Quebec Bar Foundation recognizes books on cabinet secrecy, reproductive autonomy, crime victims

Ottawa's Yan Campagnolo among those honoured

Quebec Bar Foundation recognizes books on cabinet secrecy, reproductive autonomy, crime victims
Campagnolo’s book on cabinet secrecy won an honourable mention from Quebec Bar Foundation. | Credit: uOttawa’s Faculty of Law - Common Law Section

Professors at Concordia University and Laval University have received prizes in the monograph category of the Quebec Bar Foundation’s 2021 legal writing competition, while professors at the University of Ottawa and the University of Montreal received honourable mentions.

The prizes for the best monographs went to the following:

  • Wounded Feelings, authored by Eric H. Reiter, professor at Concordia University, and published by University of Toronto Press in 2020;
  • The right to reproductive autonomy of women: between freedom and constraint, written by Louise Langevin, Professor at Laval University, and published by Éditions Yvon Blais in 2020.

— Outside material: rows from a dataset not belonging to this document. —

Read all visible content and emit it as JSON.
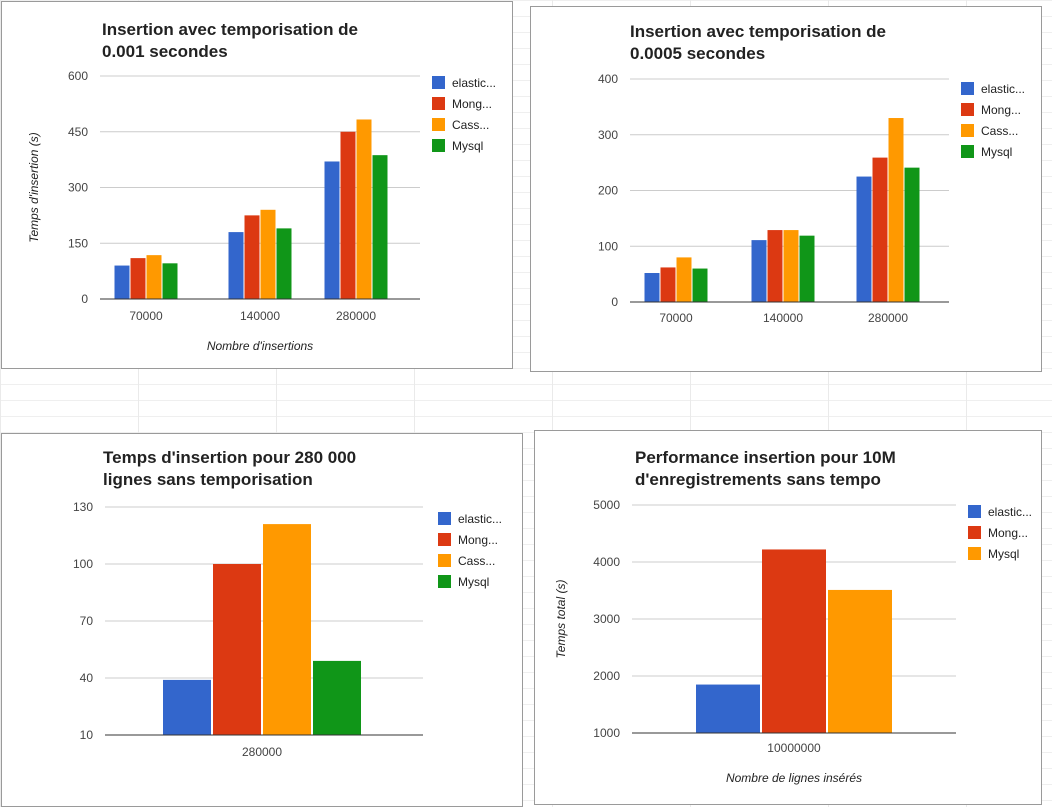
{
  "colors": {
    "elastic": "#3366cc",
    "mongo": "#dc3912",
    "cassandra": "#ff9900",
    "mysql": "#109618",
    "grid": "#cccccc",
    "axis": "#333333"
  },
  "chart_data": [
    {
      "type": "bar",
      "title_lines": [
        "Insertion avec temporisation de",
        "0.001 secondes"
      ],
      "xlabel": "Nombre d'insertions",
      "ylabel": "Temps d'insertion (s)",
      "categories": [
        "70000",
        "140000",
        "280000"
      ],
      "ylim": [
        0,
        600
      ],
      "yticks": [
        "0",
        "150",
        "300",
        "450",
        "600"
      ],
      "legend_position": "right",
      "series": [
        {
          "name": "elastic...",
          "color_key": "elastic",
          "values": [
            90,
            180,
            370
          ]
        },
        {
          "name": "Mong...",
          "color_key": "mongo",
          "values": [
            110,
            225,
            450
          ]
        },
        {
          "name": "Cass...",
          "color_key": "cassandra",
          "values": [
            118,
            240,
            483
          ]
        },
        {
          "name": "Mysql",
          "color_key": "mysql",
          "values": [
            96,
            190,
            387
          ]
        }
      ]
    },
    {
      "type": "bar",
      "title_lines": [
        "Insertion avec temporisation de",
        "0.0005 secondes"
      ],
      "xlabel": "",
      "ylabel": "",
      "categories": [
        "70000",
        "140000",
        "280000"
      ],
      "ylim": [
        0,
        400
      ],
      "yticks": [
        "0",
        "100",
        "200",
        "300",
        "400"
      ],
      "legend_position": "right",
      "series": [
        {
          "name": "elastic...",
          "color_key": "elastic",
          "values": [
            52,
            111,
            225
          ]
        },
        {
          "name": "Mong...",
          "color_key": "mongo",
          "values": [
            62,
            129,
            259
          ]
        },
        {
          "name": "Cass...",
          "color_key": "cassandra",
          "values": [
            80,
            129,
            330
          ]
        },
        {
          "name": "Mysql",
          "color_key": "mysql",
          "values": [
            60,
            119,
            241
          ]
        }
      ]
    },
    {
      "type": "bar",
      "title_lines": [
        "Temps d'insertion pour 280 000",
        "lignes sans temporisation"
      ],
      "xlabel": "",
      "ylabel": "",
      "categories": [
        "280000"
      ],
      "ylim": [
        10,
        130
      ],
      "yticks": [
        "10",
        "40",
        "70",
        "100",
        "130"
      ],
      "legend_position": "right",
      "series": [
        {
          "name": "elastic...",
          "color_key": "elastic",
          "values": [
            39
          ]
        },
        {
          "name": "Mong...",
          "color_key": "mongo",
          "values": [
            100
          ]
        },
        {
          "name": "Cass...",
          "color_key": "cassandra",
          "values": [
            121
          ]
        },
        {
          "name": "Mysql",
          "color_key": "mysql",
          "values": [
            49
          ]
        }
      ]
    },
    {
      "type": "bar",
      "title_lines": [
        "Performance insertion pour 10M",
        "d'enregistrements sans tempo"
      ],
      "xlabel": "Nombre de lignes insérés",
      "ylabel": "Temps total (s)",
      "categories": [
        "10000000"
      ],
      "ylim": [
        1000,
        5000
      ],
      "yticks": [
        "1000",
        "2000",
        "3000",
        "4000",
        "5000"
      ],
      "legend_position": "right",
      "series": [
        {
          "name": "elastic...",
          "color_key": "elastic",
          "values": [
            1850
          ]
        },
        {
          "name": "Mong...",
          "color_key": "mongo",
          "values": [
            4220
          ]
        },
        {
          "name": "Mysql",
          "color_key": "cassandra",
          "values": [
            3510
          ]
        }
      ]
    }
  ]
}
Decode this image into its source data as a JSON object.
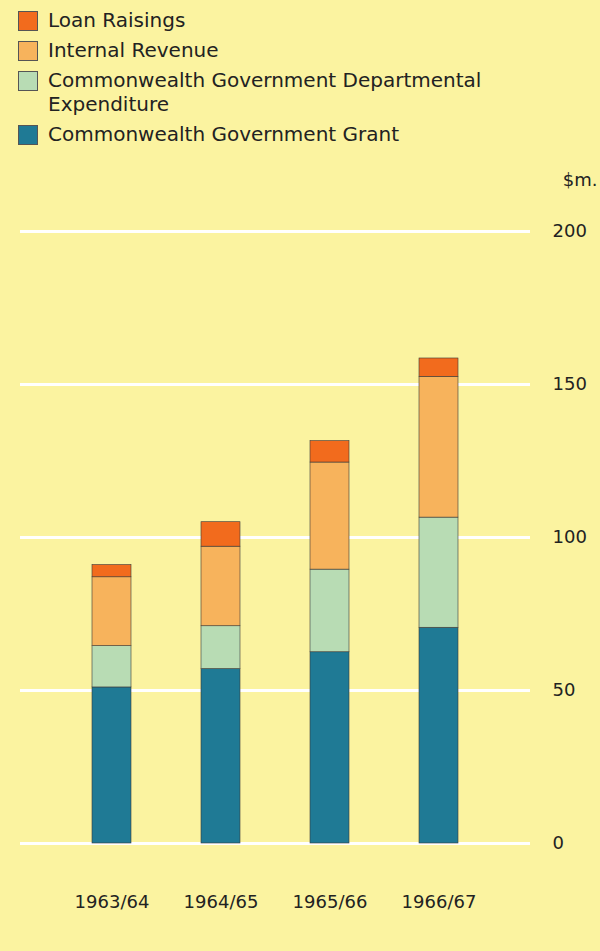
{
  "chart_data": {
    "type": "bar",
    "stacked": true,
    "grid": true,
    "legend": "top",
    "y_label": "$m.",
    "categories": [
      "1963/64",
      "1964/65",
      "1965/66",
      "1966/67"
    ],
    "series": [
      {
        "name": "Commonwealth Government Grant",
        "color": "#1f7a95",
        "values": [
          51,
          57,
          62.5,
          70.5
        ]
      },
      {
        "name": "Commonwealth Government Departmental Expenditure",
        "color": "#b8dcb4",
        "values": [
          13.5,
          14,
          27,
          36
        ]
      },
      {
        "name": "Internal Revenue",
        "color": "#f7b35c",
        "values": [
          22.5,
          26,
          35,
          46
        ]
      },
      {
        "name": "Loan Raisings",
        "color": "#f26b1d",
        "values": [
          4,
          8,
          7,
          6
        ]
      }
    ],
    "ylim": [
      0,
      200
    ],
    "yticks": [
      0,
      50,
      100,
      150,
      200
    ]
  }
}
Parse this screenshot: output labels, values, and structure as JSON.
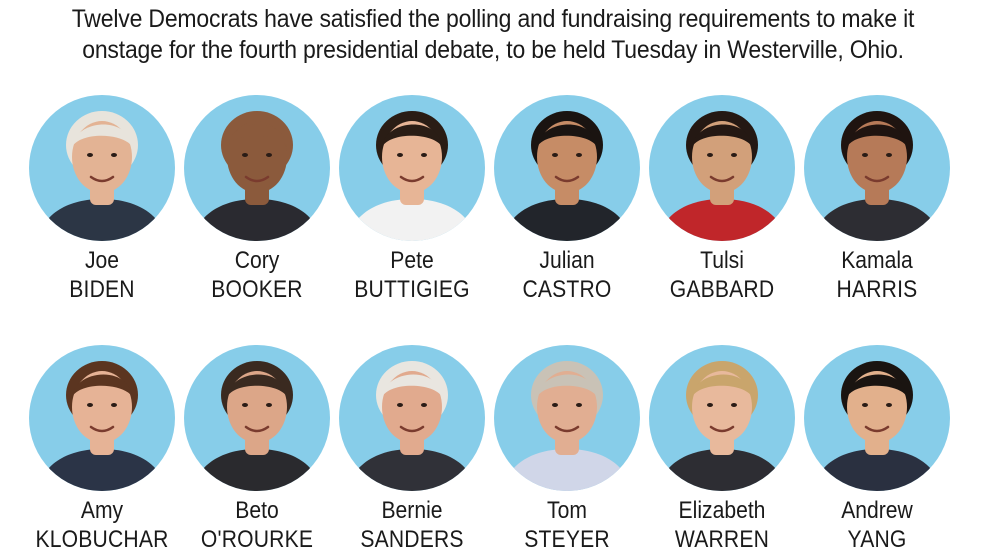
{
  "intro": {
    "line1": "Twelve Democrats have satisfied the polling and fundraising requirements to make it",
    "line2": "onstage for the fourth presidential debate, to be held Tuesday in Westerville, Ohio."
  },
  "colors": {
    "portrait_background": "#87cde9"
  },
  "candidates": [
    {
      "first": "Joe",
      "last": "BIDEN",
      "icon": "person-portrait-icon",
      "hair": "#e8e4dc",
      "skin": "#e3b394",
      "shirt": "#2c3645"
    },
    {
      "first": "Cory",
      "last": "BOOKER",
      "icon": "person-portrait-icon",
      "hair": "#8b5a3c",
      "skin": "#8b5a3c",
      "shirt": "#2a2a30"
    },
    {
      "first": "Pete",
      "last": "BUTTIGIEG",
      "icon": "person-portrait-icon",
      "hair": "#2a1d15",
      "skin": "#e7b596",
      "shirt": "#f2f2f2"
    },
    {
      "first": "Julian",
      "last": "CASTRO",
      "icon": "person-portrait-icon",
      "hair": "#1a1411",
      "skin": "#c68c66",
      "shirt": "#22252b"
    },
    {
      "first": "Tulsi",
      "last": "GABBARD",
      "icon": "person-portrait-icon",
      "hair": "#241813",
      "skin": "#d2a07a",
      "shirt": "#c0262a"
    },
    {
      "first": "Kamala",
      "last": "HARRIS",
      "icon": "person-portrait-icon",
      "hair": "#1f1410",
      "skin": "#b67a58",
      "shirt": "#2d2d33"
    },
    {
      "first": "Amy",
      "last": "KLOBUCHAR",
      "icon": "person-portrait-icon",
      "hair": "#5b3520",
      "skin": "#e6b396",
      "shirt": "#2b3447"
    },
    {
      "first": "Beto",
      "last": "O'ROURKE",
      "icon": "person-portrait-icon",
      "hair": "#3a2a20",
      "skin": "#dca688",
      "shirt": "#2a2a2e"
    },
    {
      "first": "Bernie",
      "last": "SANDERS",
      "icon": "person-portrait-icon",
      "hair": "#e9e6e0",
      "skin": "#e1aa8e",
      "shirt": "#303138"
    },
    {
      "first": "Tom",
      "last": "STEYER",
      "icon": "person-portrait-icon",
      "hair": "#c9c2b6",
      "skin": "#e1ae92",
      "shirt": "#d0d6e8"
    },
    {
      "first": "Elizabeth",
      "last": "WARREN",
      "icon": "person-portrait-icon",
      "hair": "#c9a56c",
      "skin": "#e8b99c",
      "shirt": "#2d2d33"
    },
    {
      "first": "Andrew",
      "last": "YANG",
      "icon": "person-portrait-icon",
      "hair": "#1a1411",
      "skin": "#e2b08c",
      "shirt": "#2a3040"
    }
  ]
}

The following monographs received honourable mentions:

  • Le secret ministériel : théorie et pratique, authored by Yan Campagnolo, professor at the University of Ottawa’s Faculty of Law - Common Law Section, and published by Presses de l’Université Laval in 2020;
  • Introduction to the law of victims of crime in Canada, authored by Amissi Melchiade Manirabona, professor at University of Montreal, and published by LexisNexis in 2020.

The Quebec Bar Foundation, which has held a legal writing competition annually since 1984, aims to recognize legal writers who have distinguished themselves through their contributions to legal discourse.

A news release from the Common Law Section congratulated Campagnolo on the achievement. Le secret ministériel was a runner-up for the 2020 Walter Owen Book Prize awarded by the Canadian Foundation for Legal Research, and aims to be the first complete examination of the topic of cabinet secrecy in Canada. The book discusses the inherent tension between government transparency and the necessity for preserving confidentiality among cabinet proceedings. It analyzes the subject of cabinet secrecy from historical, theoretical and practical perspectives and refers to the British, Australian, New Zealand and Canadian cabinets.

Campagnolo earned civil law and common law degrees from the University of Ottawa, where he graduated summa cum laude; a master’s degree in public international law from the University of Cambridge; and a doctorate degree in constitutional law from the University of Toronto, with the support of the Social Sciences and Humanities Research Council, said his biography on the University of Ottawa’s website.

Campagnolo has served as a law clerk to Justice Morris Fish of the Supreme Court of Canada; as an assistant professor, assistant dean and co-director of graduate studies in law at the University of Ottawa’s Civil Law Section; and as an assistant professor then as an associate professor at the Common Law Section.

Campagnolo focused on the concept of cabinet secrecy for his doctoral thesis at the University of Toronto. He got the idea from his experience working as a lawyer in the Privy Council Office when the public inquiry into the Mulroney-Schreiber affair was being discussed in the media.

Campagnolo wanted to clarify the concept of cabinet secrecy and to reconsider its framework, given that he found the concept — which is based on constitutional conventions, on common law and on obscure provisions of federal legislation — to be vague and realized that there was a lack of effective recourse against claims of cabinet immunity.